Not only does he sell the original family home, he buys and moves into the house that Ann and the children had moved to after the divorce. He dismisses this as nothing more than a convenient business transaction, but it is an indication of how bound up in the home Frank’s idea of himself is. By remaining in the original family home, he attempts to hold on to some sense of order but this is completely destabilised when Ann remarries.
In the Bascombe books we see the landscape of the home repeatedly linked with individual improvement. These houses become symbols of the American creed of progression but we are left wondering whether they ever really become homes.

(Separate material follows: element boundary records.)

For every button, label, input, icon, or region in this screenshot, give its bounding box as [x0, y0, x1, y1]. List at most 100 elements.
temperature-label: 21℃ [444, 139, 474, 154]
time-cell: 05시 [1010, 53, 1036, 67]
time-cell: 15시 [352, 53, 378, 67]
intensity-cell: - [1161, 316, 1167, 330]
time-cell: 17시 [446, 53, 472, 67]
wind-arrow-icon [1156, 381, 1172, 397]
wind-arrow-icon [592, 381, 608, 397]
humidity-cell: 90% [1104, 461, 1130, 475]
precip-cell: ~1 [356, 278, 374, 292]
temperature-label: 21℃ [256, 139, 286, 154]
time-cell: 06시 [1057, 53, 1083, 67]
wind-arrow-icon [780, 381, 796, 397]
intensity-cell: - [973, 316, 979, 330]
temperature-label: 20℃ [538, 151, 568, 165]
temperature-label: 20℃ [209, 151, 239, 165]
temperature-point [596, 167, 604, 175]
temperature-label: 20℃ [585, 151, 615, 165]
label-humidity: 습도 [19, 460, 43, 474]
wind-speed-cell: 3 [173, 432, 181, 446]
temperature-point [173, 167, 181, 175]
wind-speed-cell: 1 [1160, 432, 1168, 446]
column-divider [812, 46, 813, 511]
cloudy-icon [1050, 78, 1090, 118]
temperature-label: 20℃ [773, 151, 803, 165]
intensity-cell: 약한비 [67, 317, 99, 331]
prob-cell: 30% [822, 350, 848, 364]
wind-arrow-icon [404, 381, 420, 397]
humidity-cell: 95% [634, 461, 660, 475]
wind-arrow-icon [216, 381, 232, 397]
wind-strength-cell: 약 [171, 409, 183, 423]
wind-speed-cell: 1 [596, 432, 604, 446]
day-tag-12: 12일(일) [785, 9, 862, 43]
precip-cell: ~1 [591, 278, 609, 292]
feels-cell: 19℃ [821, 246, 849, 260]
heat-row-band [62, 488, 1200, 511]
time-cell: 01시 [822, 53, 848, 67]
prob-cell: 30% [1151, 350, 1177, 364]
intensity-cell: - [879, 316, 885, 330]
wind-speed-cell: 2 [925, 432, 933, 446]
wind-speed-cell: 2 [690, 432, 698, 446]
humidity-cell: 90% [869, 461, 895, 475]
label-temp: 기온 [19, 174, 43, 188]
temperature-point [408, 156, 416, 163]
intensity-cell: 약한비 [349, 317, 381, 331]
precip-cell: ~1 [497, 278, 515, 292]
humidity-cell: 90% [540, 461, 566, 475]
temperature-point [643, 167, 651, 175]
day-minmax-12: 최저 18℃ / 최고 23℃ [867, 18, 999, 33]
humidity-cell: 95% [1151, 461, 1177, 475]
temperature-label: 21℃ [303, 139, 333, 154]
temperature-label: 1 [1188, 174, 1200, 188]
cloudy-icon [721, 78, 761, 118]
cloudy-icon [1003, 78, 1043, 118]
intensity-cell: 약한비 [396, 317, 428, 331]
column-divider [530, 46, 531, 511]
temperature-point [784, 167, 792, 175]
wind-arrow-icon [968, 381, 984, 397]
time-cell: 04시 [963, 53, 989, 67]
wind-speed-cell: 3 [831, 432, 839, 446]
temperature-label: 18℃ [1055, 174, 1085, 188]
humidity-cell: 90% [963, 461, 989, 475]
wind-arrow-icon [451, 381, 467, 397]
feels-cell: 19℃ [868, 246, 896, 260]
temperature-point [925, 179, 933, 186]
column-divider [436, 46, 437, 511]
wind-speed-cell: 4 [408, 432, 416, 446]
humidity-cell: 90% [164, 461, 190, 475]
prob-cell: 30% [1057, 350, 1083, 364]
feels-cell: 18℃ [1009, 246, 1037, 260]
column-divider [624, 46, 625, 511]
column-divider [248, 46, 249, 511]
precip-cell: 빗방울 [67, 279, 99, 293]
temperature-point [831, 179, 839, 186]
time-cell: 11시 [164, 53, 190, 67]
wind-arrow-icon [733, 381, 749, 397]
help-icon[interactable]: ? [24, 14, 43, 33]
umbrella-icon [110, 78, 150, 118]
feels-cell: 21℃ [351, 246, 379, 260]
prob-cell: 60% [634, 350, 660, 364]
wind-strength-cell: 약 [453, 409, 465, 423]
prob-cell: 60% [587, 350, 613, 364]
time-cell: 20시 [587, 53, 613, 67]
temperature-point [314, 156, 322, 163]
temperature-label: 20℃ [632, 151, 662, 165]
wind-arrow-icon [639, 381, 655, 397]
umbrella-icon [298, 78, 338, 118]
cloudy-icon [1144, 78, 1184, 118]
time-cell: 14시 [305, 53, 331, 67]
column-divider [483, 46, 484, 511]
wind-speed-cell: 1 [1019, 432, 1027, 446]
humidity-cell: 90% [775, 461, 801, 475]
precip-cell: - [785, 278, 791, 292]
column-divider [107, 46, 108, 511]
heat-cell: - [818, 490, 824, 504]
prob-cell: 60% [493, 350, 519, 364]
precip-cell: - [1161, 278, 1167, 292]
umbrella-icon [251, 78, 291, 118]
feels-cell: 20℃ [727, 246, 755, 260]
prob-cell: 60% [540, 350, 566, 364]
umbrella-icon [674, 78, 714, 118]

Near the end of The Lay of the Land, Frank observes that,
Real estate might seem to be all about moving and picking up stakes and disruption and three-moves-equals-a-death, but it’s really about arriving and destinations, and all the prospects that await you or might await you in some place you never thought about. I had a drunk old prof at Michigan who taught us that all of American literature, Cotton Mather to Steinbeck … was forged by one positivist principle: To leave, and then to arrive in a better state. (201)
Unlike the conformity of the stereotypical American suburb, Frank’s houses across the trilogy are all unique in some way. In contrast with the Markhams, Frank possesses the wealth to purchase the dream home, only to then spend most of his time dismissing the importance of the building in creating a sense of self. He resists the victimization that Jurca speaks of, repeatedly insisting that he is content with his life. His constant motion throughout the novels suggests otherwise, placing him in just the same dilemma as Joe and Phyllis Markham. They are forced to accept the disappointment of renting one of Frank’s solid little townhouses rather than buy the special home they had set their hearts on. Although fairly settled by the end of The Lay of the Land, Frank is still plagued by a sense that something is missing. They have all bought into the American creed of progression and improvement which renders them unable to believe that what they have might be as far as it goes.
The issues raised in Independence Day and The Lay of the Land – rising house prices, shoddy construction, profiting on the back of others’ aspirations (for what else does a realtor do than make money from people in search of their dream home?) – are still remarkably relevant today. The Markhams fall victim to their own outsized ambitions but also to the upswing of a property bubble that eventually crashed with devastating consequences for millions across America. And through it all there is Frank Bascombe who claims to remain virtually unscathed by any of the various crises those around him experience and yet his protestations ring hollow. Frank is just as captivated by the dream of success and improvement, and so the reader is left to wonder how he can bring life to a place if he must leave it as soon as he arrives.
Works Cited
Ford, Richard. “Essay; American Beauty (Circa 1955) - New York Times.” New York Times. N. p., n.d. Web. 24 July 2013.
---. Independence Day. London: Bloomsbury, 2006. Print.
---. The Lay of the Land. London: Bloomsbury, 2007. Print.
---. The Sportswriter. New York: Vintage Books, 1995. Print.
Jurca, Catherine. White Diaspora: The Suburb and the Twentieth-century American Novel. Princeton, N.J. ; Oxford: Princeton University Press, 2001. Print.